À la période de latence, la sexualité infantile ne disparaît pas, mais prend une figure originale, se déplaçant des parents vers la génération des pairs. Paul Denis en décrit deux figures : un refoulement qui favorise le développement des instances psychiques et permet des échanges assez harmonieux avec l’entourage ; une répression qui inhibe l’excitation en même temps que l’ensemble de l’activité psychique.

La sexualité adolescente ne se présente plus de la même manière qu’au temps de Freud, par sa précocité et sa généralisation. Mais les problèmes nouveaux, comme le montre Alain Braconnier, sont liés à la sexualité de type “limite”, à la pathologie narcissique plus problématique que par le passé, et non à la sexualité “névrotique”.
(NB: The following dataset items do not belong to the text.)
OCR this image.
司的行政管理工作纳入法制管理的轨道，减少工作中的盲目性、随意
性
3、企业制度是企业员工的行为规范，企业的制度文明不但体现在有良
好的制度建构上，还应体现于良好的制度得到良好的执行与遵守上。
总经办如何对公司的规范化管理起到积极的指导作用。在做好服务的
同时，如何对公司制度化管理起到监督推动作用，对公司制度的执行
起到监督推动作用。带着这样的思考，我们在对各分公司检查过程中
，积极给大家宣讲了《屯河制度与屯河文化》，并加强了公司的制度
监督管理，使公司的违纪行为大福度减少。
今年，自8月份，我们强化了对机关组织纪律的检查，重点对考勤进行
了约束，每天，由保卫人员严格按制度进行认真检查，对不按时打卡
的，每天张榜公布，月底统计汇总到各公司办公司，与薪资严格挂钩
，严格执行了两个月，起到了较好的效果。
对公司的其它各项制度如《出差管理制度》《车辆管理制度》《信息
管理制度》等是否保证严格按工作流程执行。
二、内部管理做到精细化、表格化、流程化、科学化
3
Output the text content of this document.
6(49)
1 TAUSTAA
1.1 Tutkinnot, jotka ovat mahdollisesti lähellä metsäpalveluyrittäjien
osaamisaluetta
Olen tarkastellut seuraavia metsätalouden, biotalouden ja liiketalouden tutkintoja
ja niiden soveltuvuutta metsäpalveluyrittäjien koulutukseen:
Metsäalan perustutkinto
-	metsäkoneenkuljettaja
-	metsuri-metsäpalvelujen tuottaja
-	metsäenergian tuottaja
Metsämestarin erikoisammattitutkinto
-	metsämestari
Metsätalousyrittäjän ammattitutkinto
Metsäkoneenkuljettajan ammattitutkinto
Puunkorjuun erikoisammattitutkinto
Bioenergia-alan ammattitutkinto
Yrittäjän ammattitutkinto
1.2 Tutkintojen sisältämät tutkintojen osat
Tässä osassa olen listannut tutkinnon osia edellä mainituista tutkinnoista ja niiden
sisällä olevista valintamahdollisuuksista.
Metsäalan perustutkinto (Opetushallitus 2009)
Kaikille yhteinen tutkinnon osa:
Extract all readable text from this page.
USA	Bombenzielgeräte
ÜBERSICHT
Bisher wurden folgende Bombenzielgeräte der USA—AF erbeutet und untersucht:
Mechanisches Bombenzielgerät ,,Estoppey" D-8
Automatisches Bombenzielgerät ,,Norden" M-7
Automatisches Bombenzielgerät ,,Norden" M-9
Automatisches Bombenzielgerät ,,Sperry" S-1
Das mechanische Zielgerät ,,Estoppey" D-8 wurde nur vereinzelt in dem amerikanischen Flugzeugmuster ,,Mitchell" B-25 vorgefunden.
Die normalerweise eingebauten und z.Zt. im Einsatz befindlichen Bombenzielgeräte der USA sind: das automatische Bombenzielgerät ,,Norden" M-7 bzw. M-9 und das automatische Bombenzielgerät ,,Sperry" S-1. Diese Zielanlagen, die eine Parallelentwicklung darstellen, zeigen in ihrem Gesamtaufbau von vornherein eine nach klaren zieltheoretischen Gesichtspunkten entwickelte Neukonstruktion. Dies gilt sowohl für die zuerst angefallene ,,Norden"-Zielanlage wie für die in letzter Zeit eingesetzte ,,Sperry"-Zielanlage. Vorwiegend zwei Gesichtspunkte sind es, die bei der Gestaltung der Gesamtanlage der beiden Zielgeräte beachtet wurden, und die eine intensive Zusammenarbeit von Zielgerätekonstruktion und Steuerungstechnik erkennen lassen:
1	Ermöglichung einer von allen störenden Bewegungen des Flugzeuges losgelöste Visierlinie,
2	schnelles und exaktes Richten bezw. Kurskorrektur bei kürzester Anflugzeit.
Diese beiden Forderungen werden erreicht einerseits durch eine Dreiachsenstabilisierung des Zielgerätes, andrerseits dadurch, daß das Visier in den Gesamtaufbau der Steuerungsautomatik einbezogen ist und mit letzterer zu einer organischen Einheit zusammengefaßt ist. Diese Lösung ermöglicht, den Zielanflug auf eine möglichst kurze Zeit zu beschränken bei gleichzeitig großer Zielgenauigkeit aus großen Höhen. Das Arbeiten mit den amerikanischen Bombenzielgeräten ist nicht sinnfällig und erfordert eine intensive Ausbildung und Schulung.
Freud ne s’était intéressé qu’au sexe et à la sexualité, et non au genre et à l’identité personnelle. Il y a là tout un champ nouveau qui s’est développé depuis les années 1950. L’identité de genre ou identité sexuée s’inscrit dans l’axe du narcissisme, du sentiment d’exister, de “la continuité d’être de l’être humain individuel”, c’est-à-dire du self au sens de Winnicott. Elle est interprétation de vécus du corps propre et de messages venus des parents. Il faut insister sur ces vécus du corps propre, qui empêchent de réduire la sexualité de l’enfant à une séduction venue des parents ; cette théorie de la séduction généralisée aboutit en fait à une négation de la sexualité infantile.

Plusieurs auteurs de ce dossier ont insisté sur la différence des sexes et des générations, qui est fondamentale pour la psychanalyse. Janine Chasseguet-Smirgel traite du phénomène queer. On a connu, au milieu du XXème siècle l’introduction de la notion de genre à partir de l’étude des intersexués faite par John Money au Johns Hopkins Hospital, à Baltimore. On a dès lors distingué le genre comme psychologique et social du sexe comme biologique (Robert Stoller, Sex and Gender). On a vu au même moment le développement du “phénomène transsexuel” selon l’expression de Harry Benjamin : des personnes se sentent appartenir à l’autre genre que celui de leur corps et veulent obtenir une transformation hormono-chirurgicale de leur corps. On voit maintenant un “mouvement transgenre”. Les transgenres n’ont plus rien à voir avec les “transsexuels calmes, bien élevés et cachés, attendant poliment que des juges et des professionnels médicaux libéraux leur donnent le traitement bienfaisant dont ils avaient besoin pour poursuivre leur vie dans l’ombre de la société normale” ( Pat Califia, Sex Changes : the Politics of Transsexualism (1997), San Francisco : Cleis. Le mouvement transgenre. Changer de sexe (2003). Paris : EPEL, p. 308). “Une nouvelle sorte de personne transgenre est apparue : celle qui aborde la réassignation sexuelle dans le même état d’esprit que si elle demandait un piercing ou un tatouage ; ce qui diffère nettement de l’ancienne attitude vis-à-vis de l’hormonothérapie et de la chirurgie, lorsqu’une femme, considérée comme emprisonnée dans le corps d’un homme, ou vice versa, rendait ce traitement nécessaire.” (ibid., 306). Il n’est plus question que de vivre dans le “genre de préférence”, lequel peut changer à tout moment, avec ou sans hormones et chirurgie, ou même de vivre en dehors de tout genre, bref d’être queer.
Le dossier s’achève avec les propos intéressants de Philippe Brenot sur les liens entre psychanalyse et sexologie. “Il n’existe pas de sexologues !”, dit-il ; sexologue n’est qu’un adjectif : on est médecin sexologue, gynéco-sexologue, psycho-sexologue, psychanalyste-sexologue. J’émets des réserves sur le “psychanalyste-sexologue” pour avoir fréquenté les sexologues et lu leurs ouvrages. Le psychanalyste se limite à une cure par la parole, ne recourt pas aux techniques corporelles, ni aux prescriptions médicamenteuses ; il ne traite que de l’aspect psychique, fantasmatique et relationnel de la sexualité.
Quand Freud passe de la libido à Éros, il quitte le terrain du coït pour celui du lien qui unit à l’autre. Le combat d’Éros et de Thanatos peut apparaître à certains comme mythologique ; mais il me semble qu’il nous aide à penser ce à quoi nous sommes tous les jours confrontés dans la clinique et dans le monde.